Penandatangan kerja sama tersebut dilakukan di Prapatan, Sumatera Utara. Turut hadir Menteri Luar Negeri Republik Rakyat Tiongkok (RRT) Wang Yi dan Wakil Menteri Perdagangan Indonesia, Jerry Sambuaga. Lewat kerja sama ini, dua negara bersepakat memperkuat pertukaran kerja sama ekonomi dan perdagangan.

Anisyah Al Faqir

Merdeka.com

2 dari 3 halaman

Menko Luhut Terima Menlu China Wi Yang di Danau Toba, Bahas Apa?

Menteri Koordinator Bidang Kemaritiman dan Investasi, Luhut Binsar Pandjaitan menerima kunjungan dari Menteri Luar Negeri Republik Rakyat Tiongkok (RRT) Wang Yi di Parapat, Sumatera Utara. Kunjungan tersebut diharapkan menjadi gerbang kerja sama Indonesia-China selanjutnya.

"Kedatangan sahabat saya, Bapak Wang Yi ke Danau Toba ini diharapkan dapat mengembangkan kerja sama yang baik dan berkelanjutan antara kedua negara," kata Luhut di Prapatan, Sumatera Utara, Selasa, (12/1).

Pada kesempatan tersebut Luhut bersama Wakil Menteri Perdagangan, Jerry Sambuaga berkesempatan melakukan pembicaraan dengan Wang Yi. Dalam pertemuan tersebut membahas mengenai peningkatan kerja sama strategis di bidang investasi dan perdagangan.

Luhut mengaku sudah beberapa kali mengundang Wang Yi untuk berkunjung ke Danau Toba untuk melihat keindahan alam. Sebab, Wang Yi dikenal memiliki hobi hiking.

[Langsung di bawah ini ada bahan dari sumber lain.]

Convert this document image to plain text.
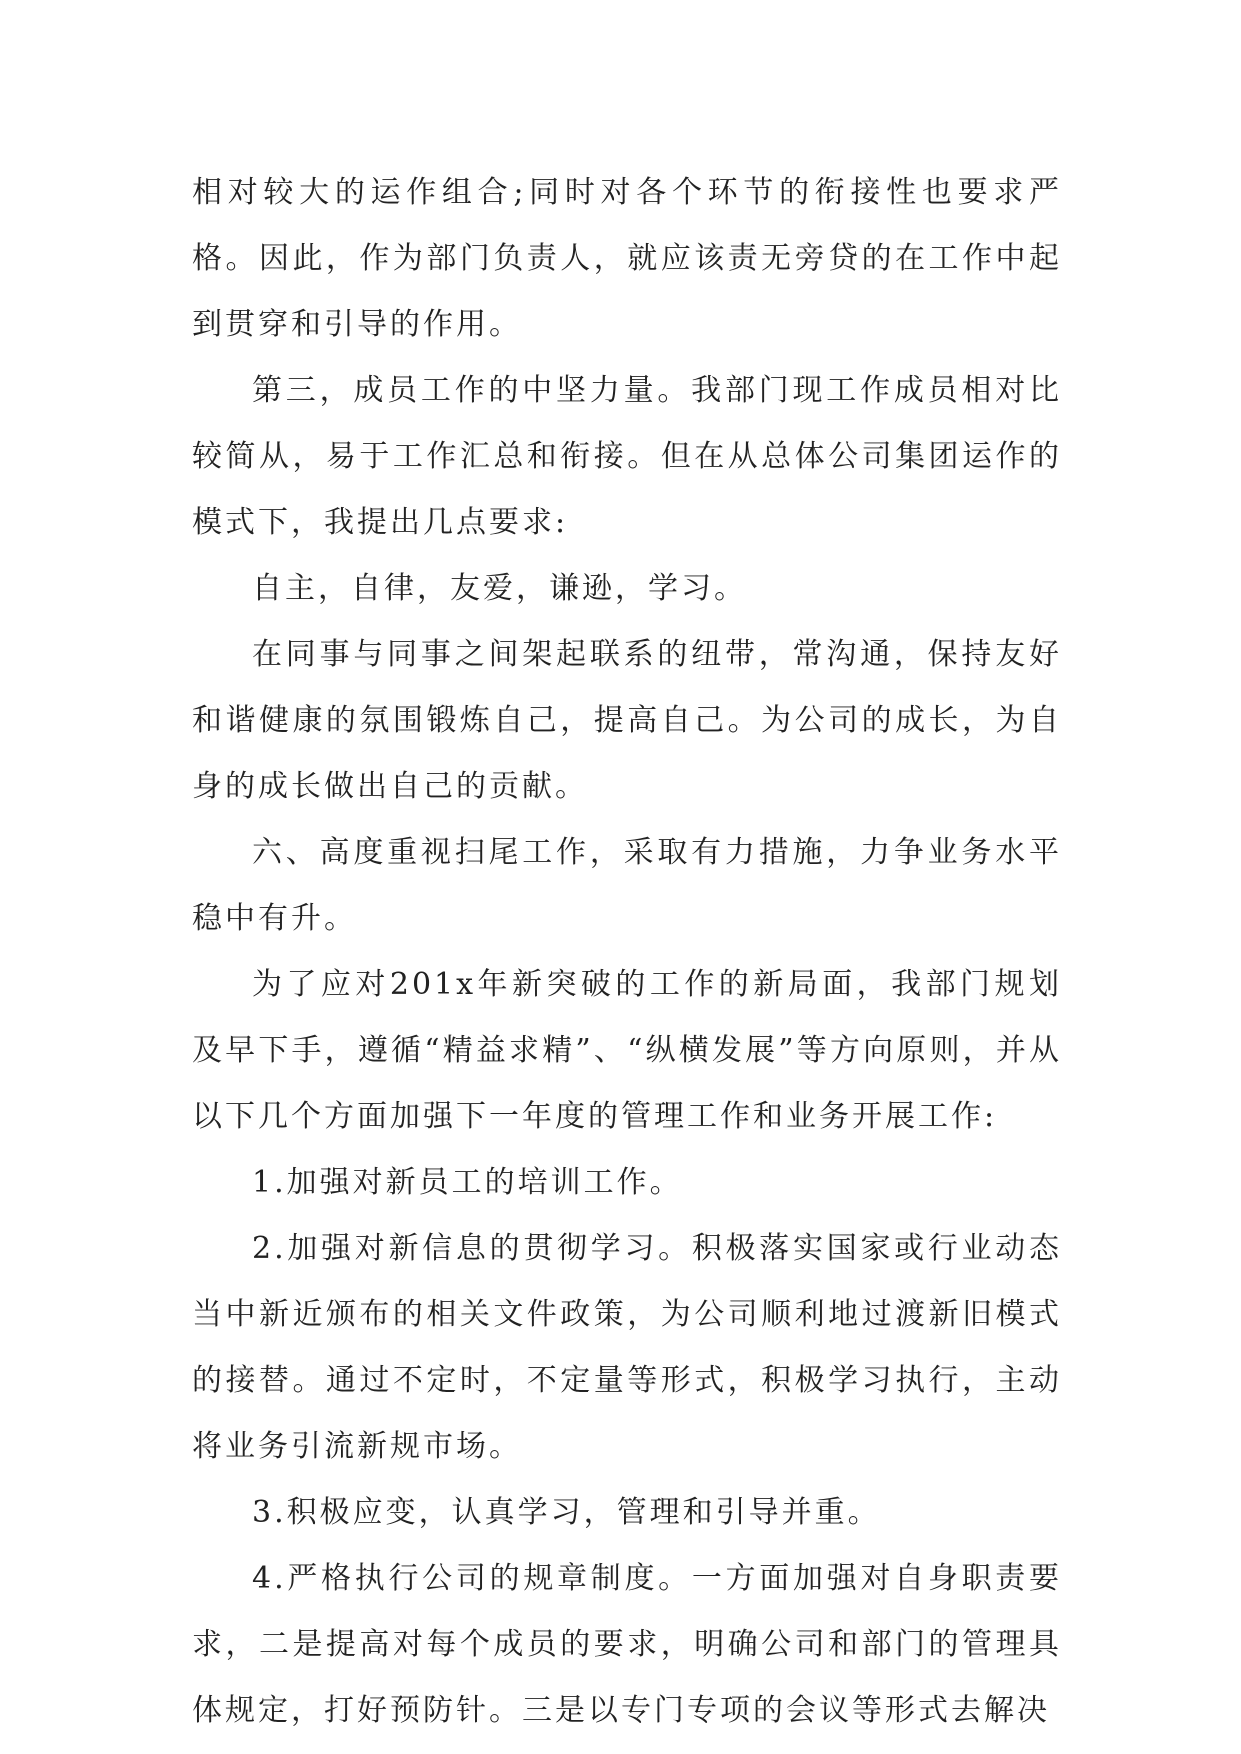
相对较大的运作组合;同时对各个环节的衔接性也要求严格。因此，作为部门负责人，就应该责无旁贷的在工作中起到贯穿和引导的作用。

第三，成员工作的中坚力量。我部门现工作成员相对比较简从，易于工作汇总和衔接。但在从总体公司集团运作的模式下，我提出几点要求:

自主，自律，友爱，谦逊，学习。

在同事与同事之间架起联系的纽带，常沟通，保持友好和谐健康的氛围锻炼自己，提高自己。为公司的成长，为自身的成长做出自己的贡献。

六、高度重视扫尾工作，采取有力措施，力争业务水平稳中有升。

为了应对201x年新突破的工作的新局面，我部门规划及早下手，遵循“精益求精”、“纵横发展”等方向原则，并从以下几个方面加强下一年度的管理工作和业务开展工作:

1.加强对新员工的培训工作。

2.加强对新信息的贯彻学习。积极落实国家或行业动态当中新近颁布的相关文件政策，为公司顺利地过渡新旧模式的接替。通过不定时，不定量等形式，积极学习执行，主动将业务引流新规市场。

3.积极应变，认真学习，管理和引导并重。

4.严格执行公司的规章制度。一方面加强对自身职责要求，二是提高对每个成员的要求，明确公司和部门的管理具体规定，打好预防针。三是以专门专项的会议等形式去解决
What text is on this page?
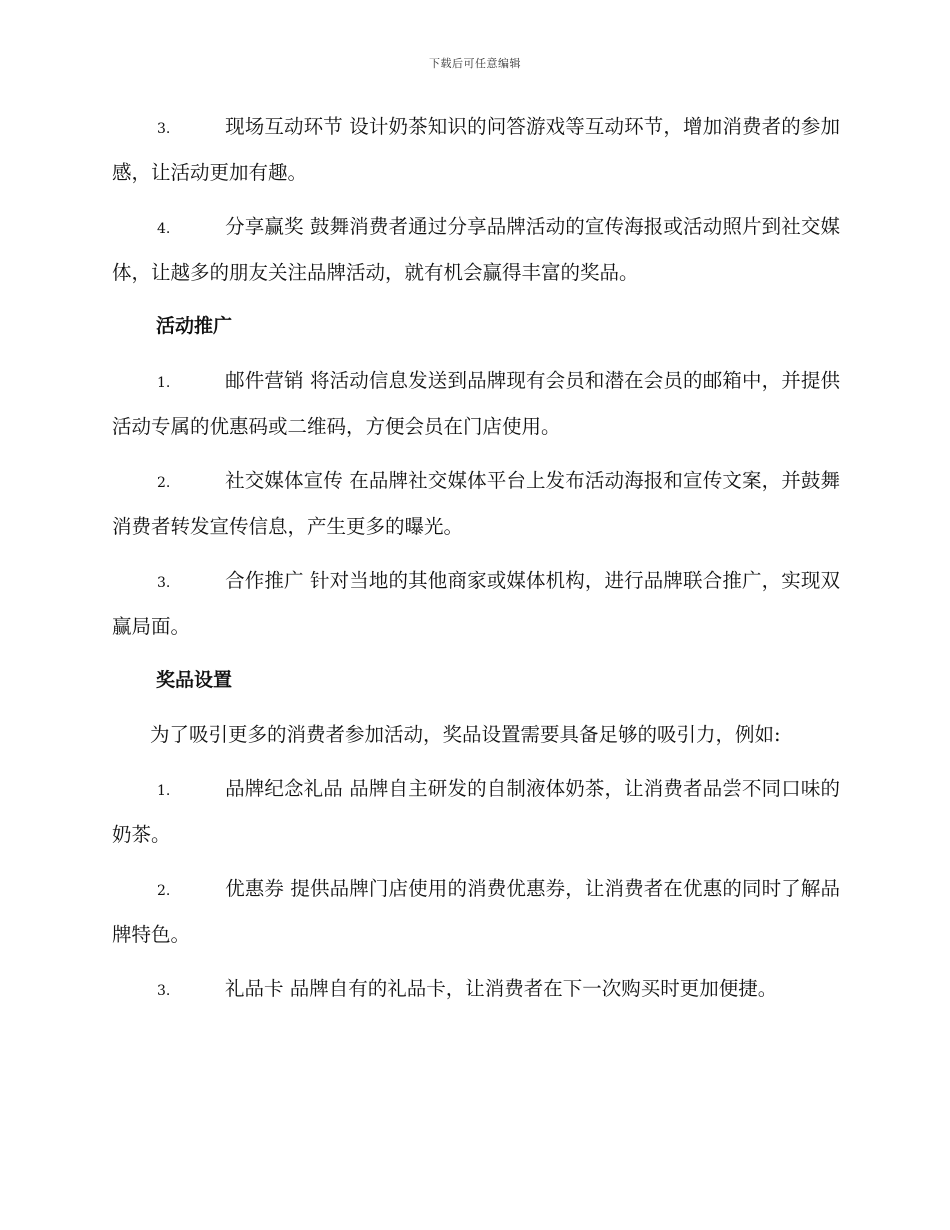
下载后可任意编辑

3.	现场互动环节 设计奶茶知识的问答游戏等互动环节，增加消费者的参加感，让活动更加有趣。

4.	分享赢奖 鼓舞消费者通过分享品牌活动的宣传海报或活动照片到社交媒体，让越多的朋友关注品牌活动，就有机会赢得丰富的奖品。

活动推广

1.	邮件营销 将活动信息发送到品牌现有会员和潜在会员的邮箱中，并提供活动专属的优惠码或二维码，方便会员在门店使用。

2.	社交媒体宣传 在品牌社交媒体平台上发布活动海报和宣传文案，并鼓舞消费者转发宣传信息，产生更多的曝光。

3.	合作推广 针对当地的其他商家或媒体机构，进行品牌联合推广，实现双赢局面。

奖品设置

为了吸引更多的消费者参加活动，奖品设置需要具备足够的吸引力，例如:

1.	品牌纪念礼品 品牌自主研发的自制液体奶茶，让消费者品尝不同口味的奶茶。

2.	优惠券 提供品牌门店使用的消费优惠券，让消费者在优惠的同时了解品牌特色。

3.	礼品卡 品牌自有的礼品卡，让消费者在下一次购买时更加便捷。
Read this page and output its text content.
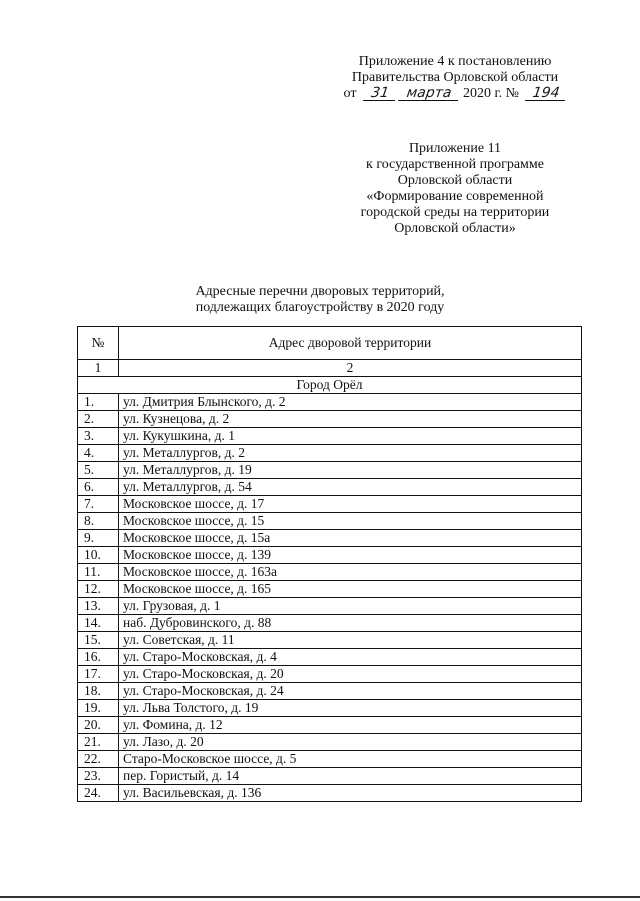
Приложение 4 к постановлению
Правительства Орловской области
от 31 марта 2020 г. № 194
Приложение 11
к государственной программе
Орловской области
«Формирование современной
городской среды на территории
Орловской области»
Адресные перечни дворовых территорий,
подлежащих благоустройству в 2020 году
№	Адрес дворовой территории
1	2
Город Орёл	
1.	ул. Дмитрия Блынского, д. 2
2.	ул. Кузнецова, д. 2
3.	ул. Кукушкина, д. 1
4.	ул. Металлургов, д. 2
5.	ул. Металлургов, д. 19
6.	ул. Металлургов, д. 54
7.	Московское шоссе, д. 17
8.	Московское шоссе, д. 15
9.	Московское шоссе, д. 15а
10.	Московское шоссе, д. 139
11.	Московское шоссе, д. 163а
12.	Московское шоссе, д. 165
13.	ул. Грузовая, д. 1
14.	наб. Дубровинского, д. 88
15.	ул. Советская, д. 11
16.	ул. Старо-Московская, д. 4
17.	ул. Старо-Московская, д. 20
18.	ул. Старо-Московская, д. 24
19.	ул. Льва Толстого, д. 19
20.	ул. Фомина, д. 12
21.	ул. Лазо, д. 20
22.	Старо-Московское шоссе, д. 5
23.	пер. Гористый, д. 14
24.	ул. Васильевская, д. 136
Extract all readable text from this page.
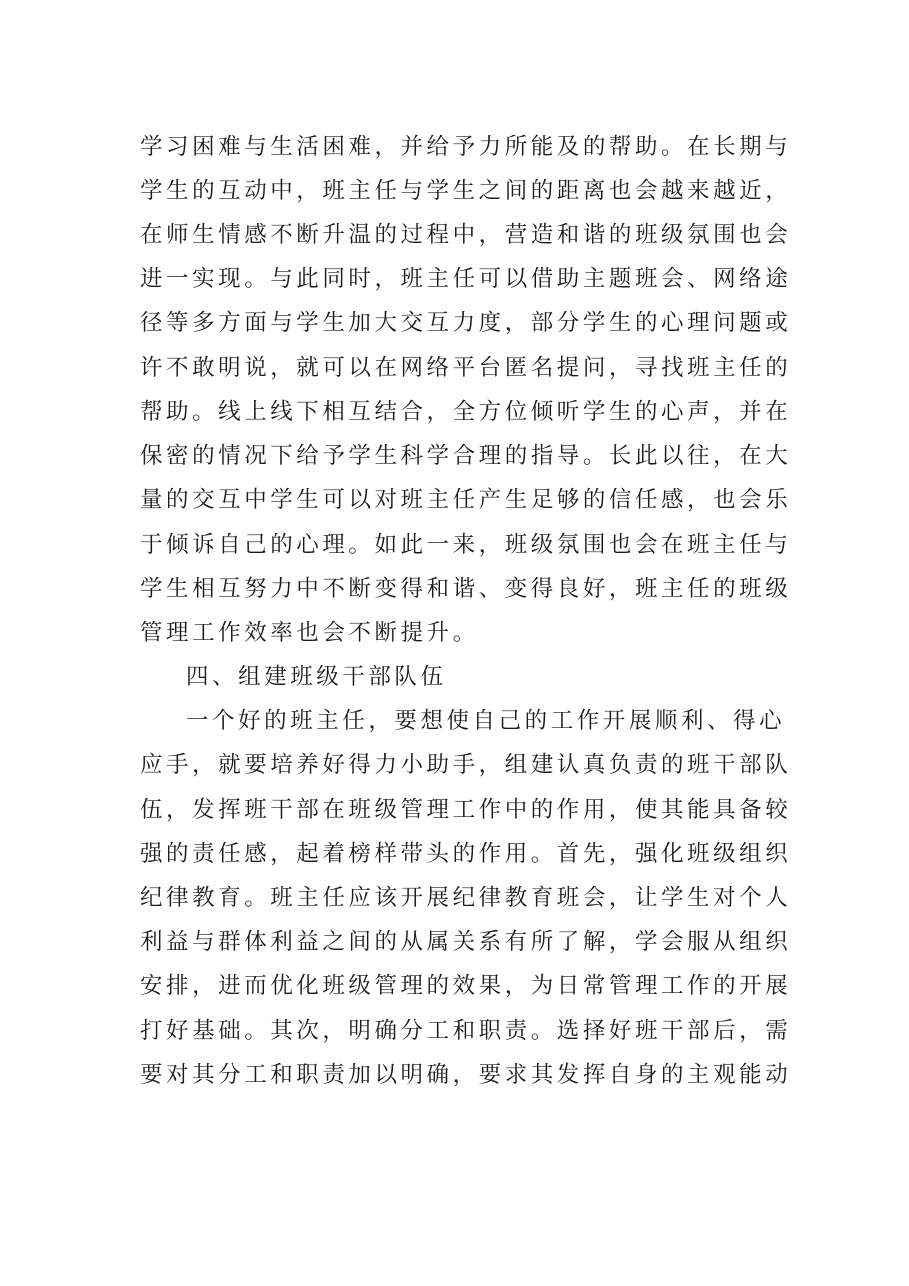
学习困难与生活困难，并给予力所能及的帮助。在长期与
学生的互动中，班主任与学生之间的距离也会越来越近，
在师生情感不断升温的过程中，营造和谐的班级氛围也会
进一实现。与此同时，班主任可以借助主题班会、网络途
径等多方面与学生加大交互力度，部分学生的心理问题或
许不敢明说，就可以在网络平台匿名提问，寻找班主任的
帮助。线上线下相互结合，全方位倾听学生的心声，并在
保密的情况下给予学生科学合理的指导。长此以往，在大
量的交互中学生可以对班主任产生足够的信任感，也会乐
于倾诉自己的心理。如此一来，班级氛围也会在班主任与
学生相互努力中不断变得和谐、变得良好，班主任的班级
管理工作效率也会不断提升。
四、组建班级干部队伍
一个好的班主任，要想使自己的工作开展顺利、得心
应手，就要培养好得力小助手，组建认真负责的班干部队
伍，发挥班干部在班级管理工作中的作用，使其能具备较
强的责任感，起着榜样带头的作用。首先，强化班级组织
纪律教育。班主任应该开展纪律教育班会，让学生对个人
利益与群体利益之间的从属关系有所了解，学会服从组织
安排，进而优化班级管理的效果，为日常管理工作的开展
打好基础。其次，明确分工和职责。选择好班干部后，需
要对其分工和职责加以明确，要求其发挥自身的主观能动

Pertemuan tersebut sedianya dijadwalkan pada Februari 2020 lalu. Namun, penyebaran virus corona membuat pertemuan tersebut dibatalkan.

"Kunjungannya ke Danau Toba yang sedianya berlangsung pada Februari tahun lalu tersebut tertunda karena pandemi Covid-19," kata dia.

Kali ini, Wang Yi bersama beberapa delegasinya dijadwalkan melakukan kegiatan hiking dan mengunjungi beberapa tempat historis yang berada di sekitar Danau Toba. Kunjungan tersebut juga akan didampingi Luhut.

Sebagai informasi, Wang Yi dijadwalkan melakukan kunjungannya di Indonesia selama dua hari, mulai dari tanggal 12 hingga 13 Januari 2021. Besok Wang Yi besok dijadwalkan akan terbang ke Jakarta.

Dia akan mengikuti agenda pertemuan dengan Menlu, Retno Edi Marsudi dan melakukan audiensi kepada Presiden RI.

"Besok Bapak Wang Yi akan diterima oleh Bapak Presiden RI dan mendengar langsung harapan Bapak Presiden terhadap kerja sama strategis kedua negara yang telah terjalin selama ini," kata dia.

Kunjungan ke Indonesia merupakan bagian dari safari yang dilakukan Wang Yi ke beberapa negara Asia Tenggara. Selain Indonesia, Wang Yi juga berkunjung ke Myanmar, Brunei Darussalam, dan Filipina.